No país dos brandos costumes, mata-se por
motivo fútil. Polícia Judiciária de Setúbal deteve um jovem estudante, de 18
anos e sem cadastro criminal, por ter matado, à pancada, um homem sem-abrigo,
de 47 anos, que momentos antes lhe tinha furtado o telemóvel, num posto de
combustível. Mas perante a justiça nem todos os crimes são iguais, e é branda
quando se trata do desprotegido e vulnerável: MP pede absolvição e são
libertados arguidos acusados de tráfico de imigrantes.
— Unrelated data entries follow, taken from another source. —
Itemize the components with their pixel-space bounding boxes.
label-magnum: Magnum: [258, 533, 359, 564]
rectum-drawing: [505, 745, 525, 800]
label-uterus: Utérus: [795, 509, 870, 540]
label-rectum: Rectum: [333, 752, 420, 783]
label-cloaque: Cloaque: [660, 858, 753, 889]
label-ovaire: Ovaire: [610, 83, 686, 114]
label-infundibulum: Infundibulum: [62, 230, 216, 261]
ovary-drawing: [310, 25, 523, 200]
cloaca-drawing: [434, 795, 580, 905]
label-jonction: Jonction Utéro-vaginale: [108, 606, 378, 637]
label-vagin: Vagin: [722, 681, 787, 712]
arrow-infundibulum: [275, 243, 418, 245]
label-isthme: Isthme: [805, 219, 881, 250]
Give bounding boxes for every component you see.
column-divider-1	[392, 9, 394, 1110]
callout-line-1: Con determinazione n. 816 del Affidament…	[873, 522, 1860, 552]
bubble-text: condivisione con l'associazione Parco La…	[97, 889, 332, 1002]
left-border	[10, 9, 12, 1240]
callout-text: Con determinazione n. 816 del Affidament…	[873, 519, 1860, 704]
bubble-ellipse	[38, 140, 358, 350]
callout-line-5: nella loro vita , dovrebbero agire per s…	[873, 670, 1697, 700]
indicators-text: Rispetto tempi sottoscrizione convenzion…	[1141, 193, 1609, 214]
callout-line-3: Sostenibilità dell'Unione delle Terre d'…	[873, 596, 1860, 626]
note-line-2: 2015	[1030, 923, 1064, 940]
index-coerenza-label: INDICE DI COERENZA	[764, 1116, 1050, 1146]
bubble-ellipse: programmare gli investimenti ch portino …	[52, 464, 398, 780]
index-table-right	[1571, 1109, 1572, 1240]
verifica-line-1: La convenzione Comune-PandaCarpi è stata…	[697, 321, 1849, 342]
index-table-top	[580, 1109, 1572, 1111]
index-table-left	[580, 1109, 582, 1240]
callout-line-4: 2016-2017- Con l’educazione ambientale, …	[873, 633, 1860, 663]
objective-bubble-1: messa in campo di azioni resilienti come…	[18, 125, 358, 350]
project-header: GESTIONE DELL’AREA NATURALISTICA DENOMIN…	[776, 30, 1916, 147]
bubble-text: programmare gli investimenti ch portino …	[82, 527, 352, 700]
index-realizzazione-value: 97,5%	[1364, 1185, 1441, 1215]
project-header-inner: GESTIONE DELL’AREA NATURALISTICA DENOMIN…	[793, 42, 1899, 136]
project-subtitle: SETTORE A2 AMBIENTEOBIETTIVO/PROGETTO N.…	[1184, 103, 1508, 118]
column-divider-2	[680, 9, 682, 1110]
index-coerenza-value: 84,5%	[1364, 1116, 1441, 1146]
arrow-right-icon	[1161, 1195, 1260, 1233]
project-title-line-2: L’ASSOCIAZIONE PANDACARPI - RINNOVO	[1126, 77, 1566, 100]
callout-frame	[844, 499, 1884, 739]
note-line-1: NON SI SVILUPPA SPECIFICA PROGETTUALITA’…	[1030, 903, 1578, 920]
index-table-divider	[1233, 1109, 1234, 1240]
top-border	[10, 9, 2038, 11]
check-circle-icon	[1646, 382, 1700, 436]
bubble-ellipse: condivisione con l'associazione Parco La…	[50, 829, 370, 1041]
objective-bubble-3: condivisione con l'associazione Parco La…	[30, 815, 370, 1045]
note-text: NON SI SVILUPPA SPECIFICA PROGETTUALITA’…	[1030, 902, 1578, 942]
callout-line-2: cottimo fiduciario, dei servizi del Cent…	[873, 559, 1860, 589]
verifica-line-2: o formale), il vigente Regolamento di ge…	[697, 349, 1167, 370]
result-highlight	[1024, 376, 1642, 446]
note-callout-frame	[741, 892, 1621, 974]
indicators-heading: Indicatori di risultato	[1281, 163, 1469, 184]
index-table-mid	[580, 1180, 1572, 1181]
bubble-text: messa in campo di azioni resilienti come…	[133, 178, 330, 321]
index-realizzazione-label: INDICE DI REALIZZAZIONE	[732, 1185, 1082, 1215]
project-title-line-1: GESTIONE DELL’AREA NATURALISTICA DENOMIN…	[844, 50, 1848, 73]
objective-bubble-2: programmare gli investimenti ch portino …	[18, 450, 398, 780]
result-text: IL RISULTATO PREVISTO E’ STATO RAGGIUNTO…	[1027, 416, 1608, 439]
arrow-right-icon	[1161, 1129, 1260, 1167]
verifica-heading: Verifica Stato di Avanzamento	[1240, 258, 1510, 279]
Na Saúde, o negócio e o lucro ditam as leis. Plano
de Emergência para o SNS, o governo AD falha 60% das medidas; no entanto, o
governo dá “via verde” aos privados para comprarem equipamento médico pesado, hospitais
públicos queixam-se de “concorrência desleal”; criança encaminhada para
urgência que estava fechada, Ministra da Saúde diz que foi aberta auditoria
interna; tempo de espera nas urgências ultrapassa 12 horas na região de Lisboa
e Vale do Tejo; INEM com operadores abaixo do mínimo em mais de metade do ano
desde 2022; governo vai “retomar caminho” de transferir gestão de hospitais
para Misericórdias; em 2025, governo recorre a privados para médicos de família
e cirurgias; FNAM apela a escusas de responsabilidade massivas e decide
prolongar greve às horas extra; "há famílias inteiras a precisar de ajuda
para comprar medicamentos"; Eurico Castro Alves sai da comissão que avalia
o plano de emergência da saúde, por conflito de interesses insanável (homem de
mão para a privatização do SNS); aborto: no ano passado, mais de 40% das IVG
feitas pelo privado foram encaminhadas por hospitais públicos; líder da Generali Tranquilidade: "Saúde pode vir a
tornar-se a área mais importante para as seguradoras em cinco anos". No final,
nós, portugueses, teremos um sistema de saúde igual ou pior ao dos Estados
Unidos.
Em 2025, e ao longo de todo o ano, iremos ser massacrados pela corrida a Belém por vários candidatos a candidatos, com o almirante das vacinas ao colo de toda a imprensa mainstream, campanha que irá ofuscar as eleições autárquicas que irão ocorrer no último trimestre do ano e poderão servir a um teste para as legislativas que se preparam, embora todos os partidos digam que nelas não estão interessados, já que o país é o “farol da estabilidade política e social” que leva a que os investidores estrangeiros possam descansadamente aqui apostar. O plano é básico e linear: o governo AD de maioria absoluta (2025) e um militar caceteiro no Palácio de Belém (2026) a dizer esfola enquanto aquele mata. Ao contrário do que afirma o primeiro-ministro-cabo-de-esquadra, a segurança (da elite e do seu sistema de exploração do trabalho) é uma questão aberta e indisfarçavelmente de direita, a repressão é dirigida contra quem trabalha, seja gente de cá ou gente que vem de fora – todos fazem parte da mesma classe trabalhadora. A questão é uma questão de luta entre classes.
Vai ser
assim o ano de 2025. E 2026 ainda será pior. Entretanto,
dirão que a culpa é da guerra da Ucrânia e do Médio Oriente e de outros “factores
externos globais”. Uma última nota: o plano poderá abortar por elementos "externos" à elite… a velha toupeira não deixará de fazer o seu trabalho.